You have your version of freedom. I have mine. Freedom of movement. Why? Do we need the right only to be able to seek economic opportunity in other places or so we can get a taste of a different climate or topography? Is that all there is to it?

From the very beginning, we were a nation that was made up of people who voted with their feet. Each of us has our own hierarchy about what, which of all of the values on the huge menu of life are most important to us. The concept is so ingrained in us, when people complain too loudly about something we remind them they have the right to move. Sometimes we'll even offer to help them pack. There's the door. Don't let it hit you in the ...

From the beginning of the European incursion into American, people voted with their feet to live in communities in line with their beliefs, even if it meant that they had to build those communities themselves from scratch.

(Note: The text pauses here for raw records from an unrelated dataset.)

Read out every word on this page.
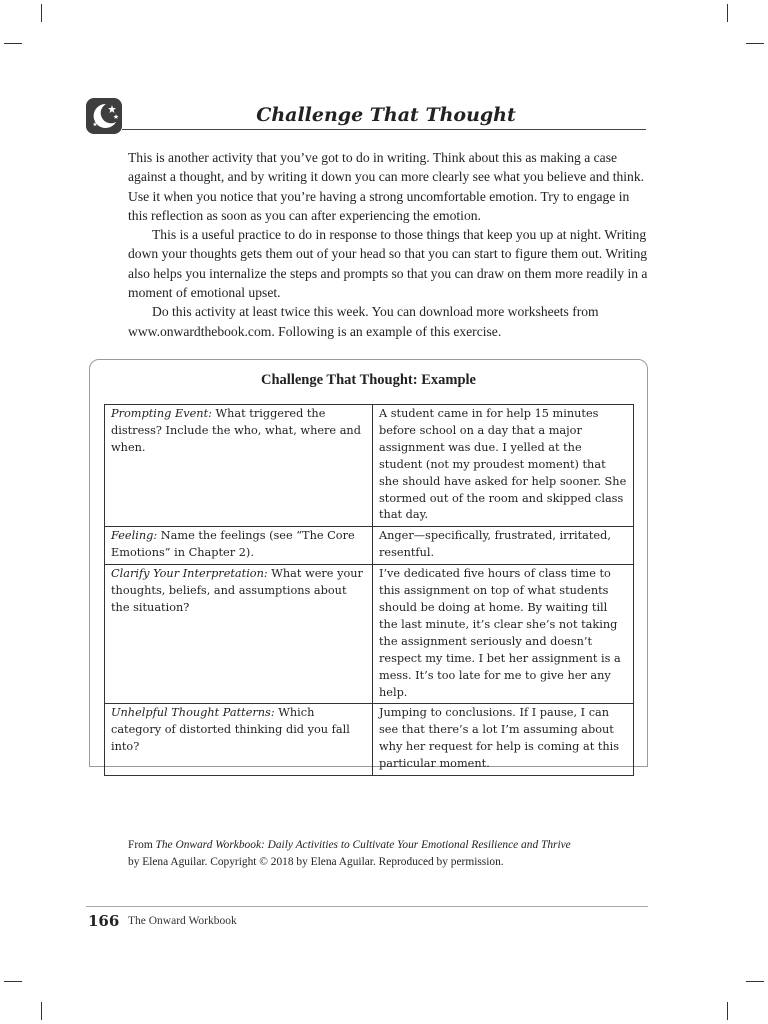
Challenge That Thought

This is another activity that you’ve got to do in writing. Think about this as making a case against a thought, and by writing it down you can more clearly see what you believe and think. Use it when you notice that you’re having a strong uncomfortable emotion. Try to engage in this reflection as soon as you can after experiencing the emotion.

This is a useful practice to do in response to those things that keep you up at night. Writing down your thoughts gets them out of your head so that you can start to figure them out. Writing also helps you internalize the steps and prompts so that you can draw on them more readily in a moment of emotional upset.

Do this activity at least twice this week. You can download more worksheets from www.onwardthebook.com. Following is an example of this exercise.

Challenge That Thought: Example
Prompting Event: What triggered the distress? Include the who, what, where and when.	A student came in for help 15 minutes before school on a day that a major assignment was due. I yelled at the student (not my proudest moment) that she should have asked for help sooner. She stormed out of the room and skipped class that day.
Feeling: Name the feelings (see “The Core Emotions” in Chapter 2).	Anger—specifically, frustrated, irritated, resentful.
Clarify Your Interpretation: What were your thoughts, beliefs, and assumptions about the situation?	I’ve dedicated five hours of class time to this assignment on top of what students should be doing at home. By waiting till the last minute, it’s clear she’s not taking the assignment seriously and doesn’t respect my time. I bet her assignment is a mess. It’s too late for me to give her any help.
Unhelpful Thought Patterns: Which category of distorted thinking did you fall into?	Jumping to conclusions. If I pause, I can see that there’s a lot I’m assuming about why her request for help is coming at this particular moment.

From The Onward Workbook: Daily Activities to Cultivate Your Emotional Resilience and Thrive

by Elena Aguilar. Copyright © 2018 by Elena Aguilar. Reproduced by permission.

166 The Onward Workbook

About half of the Pilgrims were "Separatists", while the rest were not. The Separatist Pilgrims had found their religious freedom in Holland, but there was something else there which they found that left the location wanting. Rather than staying in Holland & working to convert their Dutch countrymen to be more English, they voted with their feet. They risked death crossing an ocean & were willing to suffer the hardships of scratching out their ideal community from wilderness. The non-Seperatist Pilgrims had more secular reasons for leaving England. The ideals of the two groups weren't in conflict, so they joined together.

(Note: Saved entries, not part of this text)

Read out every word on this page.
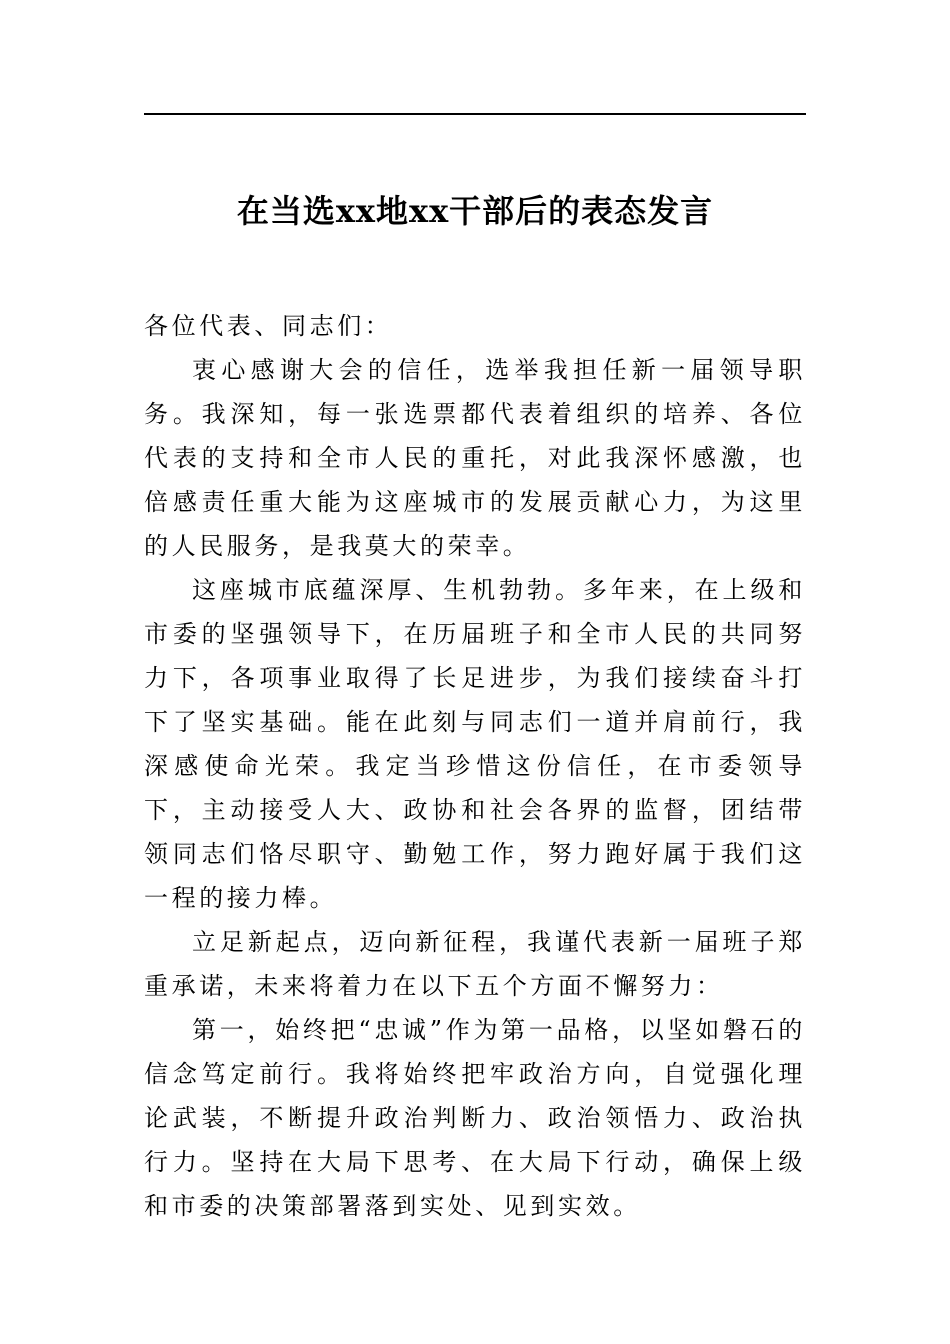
在当选xx地xx干部后的表态发言

各位代表、同志们：

衷心感谢大会的信任，选举我担任新一届领导职务。我深知，每一张选票都代表着组织的培养、各位代表的支持和全市人民的重托，对此我深怀感激，也倍感责任重大能为这座城市的发展贡献心力，为这里的人民服务，是我莫大的荣幸。

这座城市底蕴深厚、生机勃勃。多年来，在上级和市委的坚强领导下，在历届班子和全市人民的共同努力下，各项事业取得了长足进步，为我们接续奋斗打下了坚实基础。能在此刻与同志们一道并肩前行，我深感使命光荣。我定当珍惜这份信任，在市委领导下，主动接受人大、政协和社会各界的监督，团结带领同志们恪尽职守、勤勉工作，努力跑好属于我们这一程的接力棒。

立足新起点，迈向新征程，我谨代表新一届班子郑重承诺，未来将着力在以下五个方面不懈努力：

第一，始终把“忠诚”作为第一品格，以坚如磐石的信念笃定前行。我将始终把牢政治方向，自觉强化理论武装，不断提升政治判断力、政治领悟力、政治执行力。坚持在大局下思考、在大局下行动，确保上级和市委的决策部署落到实处、见到实效。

Different people, from different places, with different ideals did the same thing in wave after wave, each group finding or building a place in line with what they were seeking. It worked for generations. It worked for different, sometimes differing religious beliefs. Each group found a place. It survived revolution & was built into the law of the land.

As mobility became easier, when people could actually vote with their feet with greater & greater ease, something started happening. A cry to create a right to "just in case"... I might want to live elsewhere & if I do, I don't want to have to put up with having the ideals of those other people inflicted upon me. Never mind that the community you were moving into had worked for the people who were living there, had settled there had worked for them, sometimes for many generations. The children of those generations also had voted with their feet if they disagreed with the communities their parents had settled.

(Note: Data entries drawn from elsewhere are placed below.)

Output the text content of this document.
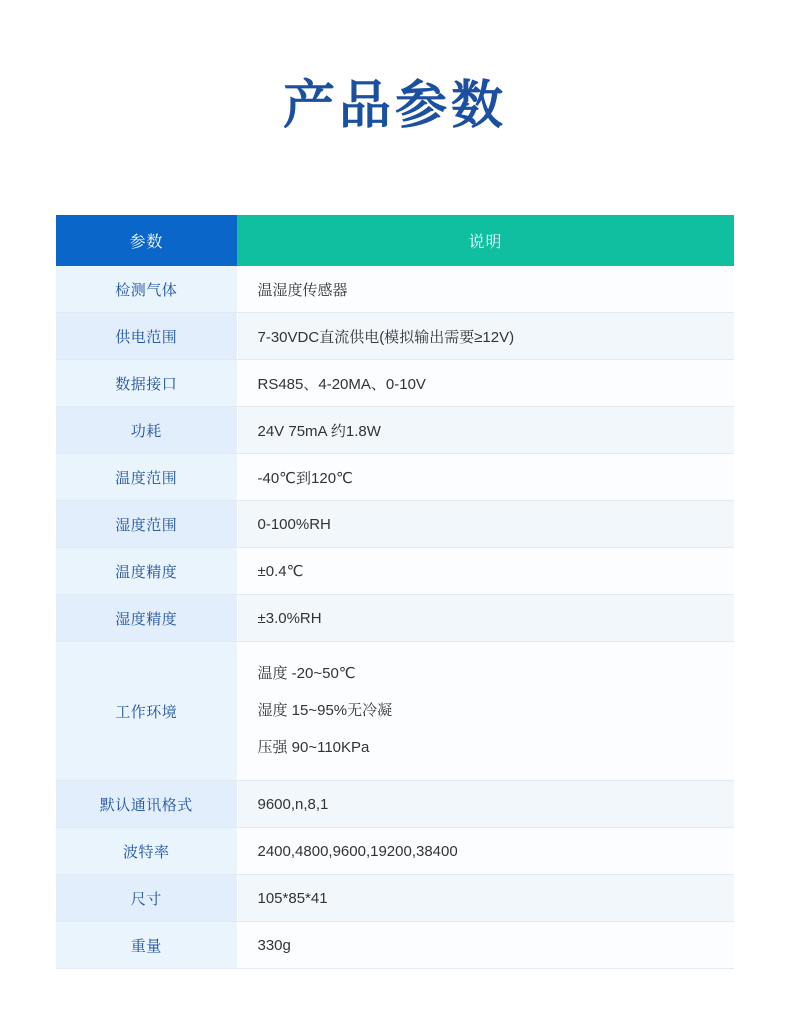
产品参数
参数	说明
检测气体	温湿度传感器
供电范围	7-30VDC直流供电(模拟输出需要≥12V)
数据接口	RS485、4-20MA、0-10V
功耗	24V 75mA 约1.8W
温度范围	-40℃到120℃
湿度范围	0-100%RH
温度精度	±0.4℃
湿度精度	±3.0%RH
工作环境	温度 -20~50℃
湿度 15~95%无冷凝
压强 90~110KPa

默认通讯格式	9600,n,8,1
波特率	2400,4800,9600,19200,38400
尺寸	105*85*41
重量	330g
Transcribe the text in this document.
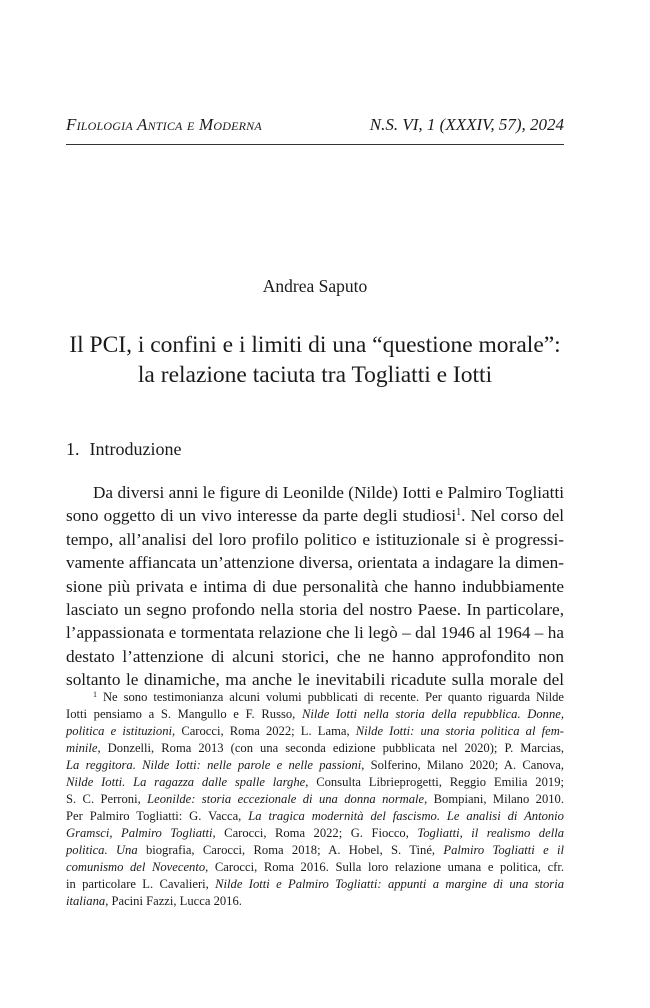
Filologia Antica e Moderna	N.S. VI, 1 (XXXIV, 57), 2024
Andrea Saputo
Il PCI, i confini e i limiti di una “questione morale”:
la relazione taciuta tra Togliatti e Iotti
1. Introduzione
Da diversi anni le figure di Leonilde (Nilde) Iotti e Palmiro Togliatti
sono oggetto di un vivo interesse da parte degli studiosi$^1$. Nel corso del
tempo, all’analisi del loro profilo politico e istituzionale si è progressi-
vamente affiancata un’attenzione diversa, orientata a indagare la dimen-
sione più privata e intima di due personalità che hanno indubbiamente
lasciato un segno profondo nella storia del nostro Paese. In particolare,
l’appassionata e tormentata relazione che li legò – dal 1946 al 1964 – ha
destato l’attenzione di alcuni storici, che ne hanno approfondito non
soltanto le dinamiche, ma anche le inevitabili ricadute sulla morale del
$^1$ Ne sono testimonianza alcuni volumi pubblicati di recente. Per quanto riguarda Nilde
Iotti pensiamo a S. Mangullo e F. Russo, Nilde Iotti nella storia della repubblica. Donne,
politica e istituzioni, Carocci, Roma 2022; L. Lama, Nilde Iotti: una storia politica al fem-
minile, Donzelli, Roma 2013 (con una seconda edizione pubblicata nel 2020); P. Marcias,
La reggitora. Nilde Iotti: nelle parole e nelle passioni, Solferino, Milano 2020; A. Canova,
Nilde Iotti. La ragazza dalle spalle larghe, Consulta Librieprogetti, Reggio Emilia 2019;
S. C. Perroni, Leonilde: storia eccezionale di una donna normale, Bompiani, Milano 2010.
Per Palmiro Togliatti: G. Vacca, La tragica modernità del fascismo. Le analisi di Antonio
Gramsci, Palmiro Togliatti, Carocci, Roma 2022; G. Fiocco, Togliatti, il realismo della
politica. Una biografia, Carocci, Roma 2018; A. Hobel, S. Tiné, Palmiro Togliatti e il
comunismo del Novecento, Carocci, Roma 2016. Sulla loro relazione umana e politica, cfr.
in particolare L. Cavalieri, Nilde Iotti e Palmiro Togliatti: appunti a margine di una storia
italiana, Pacini Fazzi, Lucca 2016.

But the just in case people wanted to vote not with their feet. Instead, they wanted everywhere to have a watered down version with mixed "universal" appeal, so they no longer had to vote with their feet. They began to demand that government remake all of the communities in the country to a homogenized version of what had made the place. In the process, they took away the ability of others to have or make a community they wanted to live in.

Freedom of movement lost most of it's meaning. Y'all can move, but your primary reason to do so is no longer relevant. You will be taxed to teach children things which may be contrary to your beliefs. You can kinda vote with your feet by putting your children into private school or you can teach them at home with the "state" looking over your shoulder, but you still have to pay the taxes to support secular humanist schools, even if 100% of the parents in the school district have the same religious beliefs. It became important to stop people like those stuffy old Puritans from passing down their beliefs to their children in the way that previous generations had, because what they had been doing no longer fit with the new improved thinking.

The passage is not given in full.